In tests, they set the AI playing games such as Super Mario and a basic 3D shooting game called VizDoom, and in the games, it displayed a propensity for exploring its environment.
“Recent success in AI, specifically in reinforcement learning (RL), mostly relies on having explicit dense supervision — such as rewards from the environment that can be positive or negative,” Deepak Pathak, a researcher on the project, told Digital Trends. “For example, most RL algorithms need access to the dense score when learning to play computer games. It is easy to construct a dense reward structure in such games, but one cannot assume the availability of an explicit dense reward-based supervision in the real world with similar ease.”
But given that Super Mario is — last time we checked — a game, how does this differ from AI like the DeepMind artificial intelligence that learned to play Atari games? According to Pathak, the answer is in its approach to what it is doing. Rather than simply trying to complete a game, it sets out to find novel things to do.
“The major contribution of this work is showing that curiosity-driven intrinsic motivation allows the agent to learn even when rewards are absent,” he said.

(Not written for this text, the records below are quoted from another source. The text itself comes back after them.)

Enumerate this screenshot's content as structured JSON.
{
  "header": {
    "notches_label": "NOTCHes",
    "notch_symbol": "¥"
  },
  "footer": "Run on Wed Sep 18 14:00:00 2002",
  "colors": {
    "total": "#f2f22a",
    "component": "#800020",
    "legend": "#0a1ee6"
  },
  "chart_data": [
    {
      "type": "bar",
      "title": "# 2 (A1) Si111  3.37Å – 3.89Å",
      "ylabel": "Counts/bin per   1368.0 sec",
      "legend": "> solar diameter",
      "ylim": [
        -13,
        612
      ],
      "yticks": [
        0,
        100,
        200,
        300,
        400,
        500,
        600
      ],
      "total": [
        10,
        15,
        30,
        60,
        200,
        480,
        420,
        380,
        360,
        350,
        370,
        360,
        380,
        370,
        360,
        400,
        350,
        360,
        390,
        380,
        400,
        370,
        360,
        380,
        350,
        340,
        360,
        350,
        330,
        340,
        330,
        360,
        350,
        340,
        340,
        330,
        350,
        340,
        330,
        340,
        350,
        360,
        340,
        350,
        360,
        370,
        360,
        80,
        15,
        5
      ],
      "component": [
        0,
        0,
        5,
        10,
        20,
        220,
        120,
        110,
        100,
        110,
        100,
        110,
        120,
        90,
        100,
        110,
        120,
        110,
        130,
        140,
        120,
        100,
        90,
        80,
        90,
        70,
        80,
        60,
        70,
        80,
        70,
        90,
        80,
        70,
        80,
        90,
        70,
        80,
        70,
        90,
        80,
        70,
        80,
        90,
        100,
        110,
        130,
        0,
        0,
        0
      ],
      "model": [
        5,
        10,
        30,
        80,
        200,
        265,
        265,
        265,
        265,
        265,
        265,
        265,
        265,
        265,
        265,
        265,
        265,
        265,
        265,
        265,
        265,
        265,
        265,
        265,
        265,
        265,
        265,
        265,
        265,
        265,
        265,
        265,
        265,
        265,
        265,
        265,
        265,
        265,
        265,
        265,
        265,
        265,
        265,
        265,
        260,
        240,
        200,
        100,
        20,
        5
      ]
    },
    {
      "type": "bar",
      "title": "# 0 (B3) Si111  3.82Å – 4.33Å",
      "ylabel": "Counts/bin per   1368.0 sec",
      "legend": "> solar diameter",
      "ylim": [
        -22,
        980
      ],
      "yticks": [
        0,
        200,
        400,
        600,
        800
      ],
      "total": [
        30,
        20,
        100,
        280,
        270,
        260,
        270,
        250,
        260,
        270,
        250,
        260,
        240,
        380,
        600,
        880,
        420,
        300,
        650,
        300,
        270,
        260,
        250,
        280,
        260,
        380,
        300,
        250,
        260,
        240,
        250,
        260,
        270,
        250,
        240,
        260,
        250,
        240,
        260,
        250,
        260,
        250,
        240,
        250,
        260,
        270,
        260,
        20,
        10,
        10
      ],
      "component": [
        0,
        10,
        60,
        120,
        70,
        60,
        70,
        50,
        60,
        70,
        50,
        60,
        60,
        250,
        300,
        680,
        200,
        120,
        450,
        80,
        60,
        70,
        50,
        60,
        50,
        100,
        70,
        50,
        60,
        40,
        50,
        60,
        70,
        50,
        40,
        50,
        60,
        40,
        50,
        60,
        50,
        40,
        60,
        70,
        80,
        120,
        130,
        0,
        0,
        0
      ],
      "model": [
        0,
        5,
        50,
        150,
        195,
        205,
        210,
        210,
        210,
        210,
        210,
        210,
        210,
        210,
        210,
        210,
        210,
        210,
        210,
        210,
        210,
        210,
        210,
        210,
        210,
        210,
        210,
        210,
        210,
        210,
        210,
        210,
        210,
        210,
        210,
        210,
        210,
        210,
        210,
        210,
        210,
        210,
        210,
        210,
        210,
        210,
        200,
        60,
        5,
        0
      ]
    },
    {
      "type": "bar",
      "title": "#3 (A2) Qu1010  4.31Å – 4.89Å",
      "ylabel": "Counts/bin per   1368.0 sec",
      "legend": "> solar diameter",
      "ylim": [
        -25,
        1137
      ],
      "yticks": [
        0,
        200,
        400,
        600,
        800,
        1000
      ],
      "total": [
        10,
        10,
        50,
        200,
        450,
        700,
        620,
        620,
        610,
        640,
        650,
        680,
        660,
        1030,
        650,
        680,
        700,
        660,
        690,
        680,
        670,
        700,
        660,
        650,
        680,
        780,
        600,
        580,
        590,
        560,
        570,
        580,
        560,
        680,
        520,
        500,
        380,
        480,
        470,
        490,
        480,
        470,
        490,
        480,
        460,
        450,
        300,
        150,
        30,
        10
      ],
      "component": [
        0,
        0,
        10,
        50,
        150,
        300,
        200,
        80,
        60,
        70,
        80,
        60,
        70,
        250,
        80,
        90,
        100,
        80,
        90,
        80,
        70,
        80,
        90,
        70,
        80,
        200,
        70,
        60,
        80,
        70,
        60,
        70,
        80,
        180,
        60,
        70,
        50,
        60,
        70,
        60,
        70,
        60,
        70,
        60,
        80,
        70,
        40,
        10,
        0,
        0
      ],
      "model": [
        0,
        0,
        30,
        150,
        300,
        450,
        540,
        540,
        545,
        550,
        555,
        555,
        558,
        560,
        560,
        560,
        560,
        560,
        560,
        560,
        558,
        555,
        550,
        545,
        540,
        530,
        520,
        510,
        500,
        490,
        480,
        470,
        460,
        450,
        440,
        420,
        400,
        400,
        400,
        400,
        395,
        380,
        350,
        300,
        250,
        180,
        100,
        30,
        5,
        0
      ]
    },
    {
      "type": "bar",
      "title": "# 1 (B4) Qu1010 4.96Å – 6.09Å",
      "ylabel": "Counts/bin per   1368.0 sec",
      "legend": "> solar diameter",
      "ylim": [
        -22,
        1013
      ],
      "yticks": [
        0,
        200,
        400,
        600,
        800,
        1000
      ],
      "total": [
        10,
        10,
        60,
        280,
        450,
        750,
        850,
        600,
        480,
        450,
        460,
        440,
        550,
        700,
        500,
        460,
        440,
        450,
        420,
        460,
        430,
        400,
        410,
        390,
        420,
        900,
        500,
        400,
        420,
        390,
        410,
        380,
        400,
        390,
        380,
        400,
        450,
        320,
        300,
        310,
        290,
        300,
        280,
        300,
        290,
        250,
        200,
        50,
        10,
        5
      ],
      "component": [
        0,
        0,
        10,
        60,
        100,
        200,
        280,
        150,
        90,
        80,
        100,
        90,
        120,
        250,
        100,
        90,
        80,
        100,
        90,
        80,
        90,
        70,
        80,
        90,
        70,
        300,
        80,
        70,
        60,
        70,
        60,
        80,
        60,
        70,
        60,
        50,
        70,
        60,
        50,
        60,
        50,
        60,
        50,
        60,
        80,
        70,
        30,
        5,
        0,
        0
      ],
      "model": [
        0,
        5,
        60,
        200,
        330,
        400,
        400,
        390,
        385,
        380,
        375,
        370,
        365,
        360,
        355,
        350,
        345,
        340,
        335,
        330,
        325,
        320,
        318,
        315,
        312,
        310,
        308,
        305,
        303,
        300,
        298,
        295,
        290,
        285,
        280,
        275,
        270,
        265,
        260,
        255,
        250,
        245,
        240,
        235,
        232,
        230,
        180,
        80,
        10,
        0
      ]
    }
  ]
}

This, he notes, is similar to the way we show curiosity as humans. “Babies entertain themselves by picking up random objects and playing with toys,” Pathak continued. “In doing so, they are driven by their innate curiosity, and not by external rewards or the desire to achieve a goal. Their intrinsic motivation to explore new, interesting spaces and objects not only helps them learn more about their immediate surroundings, but also learn more generalizable skills. Hence, reducing the dependence on dense supervision from the environment with an intrinsic motivation to drive progress is a fundamental problem.”
Although it’s still relatively early in the project, the team now wants to build on its research by applying the ideas to real robots.
“Curiosity signal would help the robots explore their environment efficiently by visiting novel states, and develop skills that could be transferred to different environments,” Pathak said. “For example, the VizDoom agent learns to navigate hallways, and avoid collisions or bumping into walls on its own, only by curiosity, and these skills generalize to different maps and textures.”